Canadian Bible Society
Canadian Bible Society, was founded in 1904 to publish and distribute biblical scriptures and to make the bible available to all who could read it. The British and Foreign Bible Society (BFBS) was founded 1804 in London, England, and in 1805 its first overseas publication, the Gospel of John in Mohawk, arrived in Canada. Early NS settlers obtained Bibles from the BFBS, and as early as 1808 collected offerings to continue its work. Branches sprang up in the Maritimes, and then farther west. The formation of a national Bible society followed and in 1904, in Toronto, the BFBS branches in Canada joined the Canadian Bible Society (CBS).
In 1946 several national Bible societies formed the United Bible Societies (UBS). Today the world fellowship comprises more than 145 national Bible societies around the world and the CBS is a charter member. The society is an ecumenical organization that works with all denominations to publish and distribute the scriptures and texts, leaving scriptural interpretation to the churches.

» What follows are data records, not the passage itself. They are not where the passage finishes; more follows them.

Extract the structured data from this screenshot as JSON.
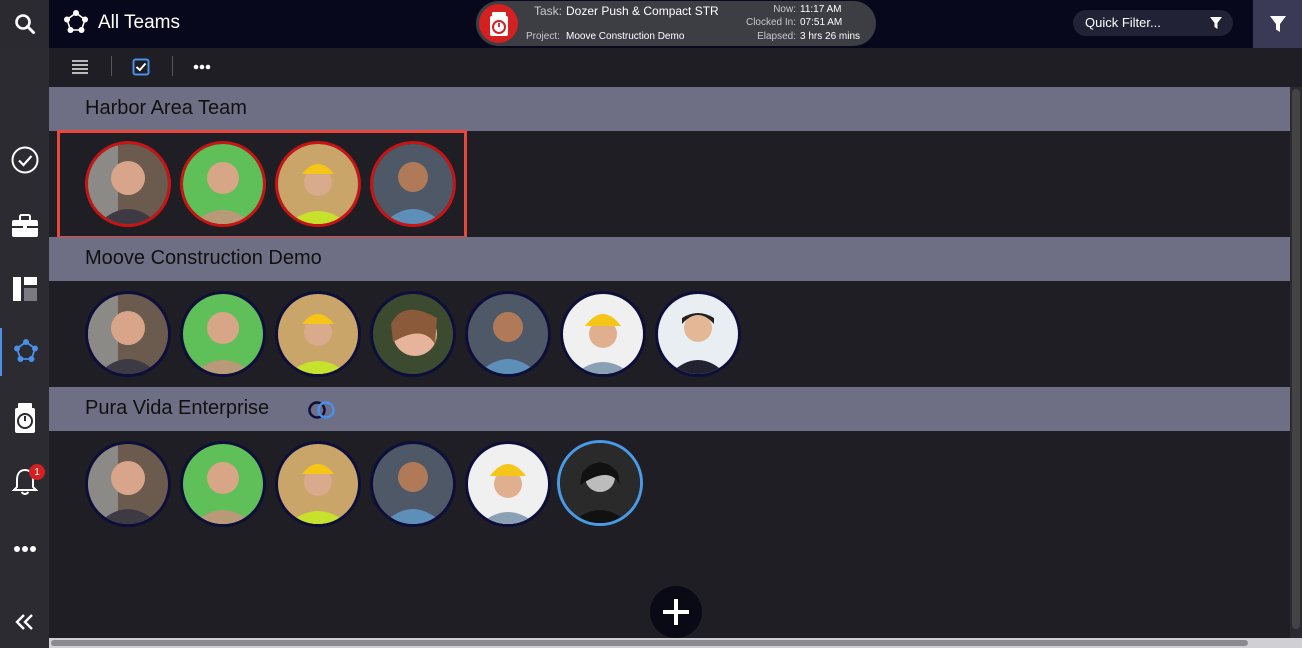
{
  "header": {
    "title": "All Teams",
    "timer": {
      "task_label": "Task:",
      "task_value": "Dozer Push & Compact STR",
      "project_label": "Project:",
      "project_value": "Moove Construction Demo",
      "now_label": "Now:",
      "now_value": "11:17 AM",
      "clocked_label": "Clocked In:",
      "clocked_value": "07:51 AM",
      "elapsed_label": "Elapsed:",
      "elapsed_value": "3 hrs 26 mins"
    },
    "quick_filter_placeholder": "Quick Filter..."
  },
  "sidebar": {
    "items": [
      {
        "icon": "check-circle-icon"
      },
      {
        "icon": "briefcase-icon"
      },
      {
        "icon": "layout-icon"
      },
      {
        "icon": "teams-icon",
        "active": true
      },
      {
        "icon": "timer-icon"
      },
      {
        "icon": "bell-icon",
        "badge": "1"
      },
      {
        "icon": "more-icon"
      },
      {
        "icon": "collapse-icon"
      }
    ]
  },
  "toolbar": {
    "items": [
      "list-view-icon",
      "select-icon",
      "more-icon"
    ]
  },
  "teams": [
    {
      "name": "Harbor Area Team",
      "members": 4
    },
    {
      "name": "Moove Construction Demo",
      "members": 7
    },
    {
      "name": "Pura Vida Enterprise",
      "members": 6
    }
  ],
  "colors": {
    "accent": "#4a8fe8",
    "alert": "#d42020",
    "header_band": "#6e6e84"
  }
}
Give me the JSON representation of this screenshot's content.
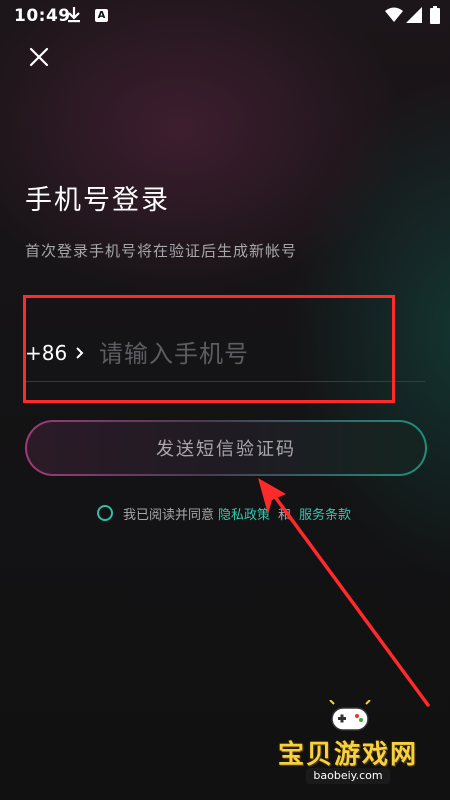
{
  "status_bar": {
    "time": "10:49",
    "notification_badge": "A"
  },
  "header": {
    "close_icon": "close-icon"
  },
  "login": {
    "title": "手机号登录",
    "subtitle": "首次登录手机号将在验证后生成新帐号",
    "country_code": "+86",
    "phone_placeholder": "请输入手机号",
    "phone_value": "",
    "send_code_label": "发送短信验证码"
  },
  "agreement": {
    "prefix": "我已阅读并同意",
    "privacy_link": "隐私政策",
    "and": "和",
    "terms_link": "服务条款",
    "checked": false
  },
  "watermark": {
    "brand": "宝贝游戏网",
    "url": "baobeiy.com"
  },
  "colors": {
    "accent_green": "#36c7ae",
    "annotation_red": "#ff2a2a",
    "watermark_yellow": "#f7d23e"
  }
}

In 1986 the CBS distributed over 12 million Bibles, Old and New testaments, gospels and scripture selections in more than 104 languages in Canada. By 2009, they published in 2377 languages worldwide and, in Canada, distributed publications in 120 languages including 23 Canadian aboriginal languages. They also produce large print and Braille Bibles, as well as auditory media. The purpose of the society is to make scripture available to all who can read; therefore the resources are translated without commentary or interpretation and the publications support a variety of religions including Eastern Orthodox, Roman Catholic, Protestant and Evangelical Christian groups.
Many of the publications are offered for free in venues within Canada including hospitals, nursing homes, funeral homes, outreach evangelism programs, classrooms and prisons. Approximately 435 000 copies of the Scriptures were provided to Canadian forces during WWI, and 798 000 more copies during WWII.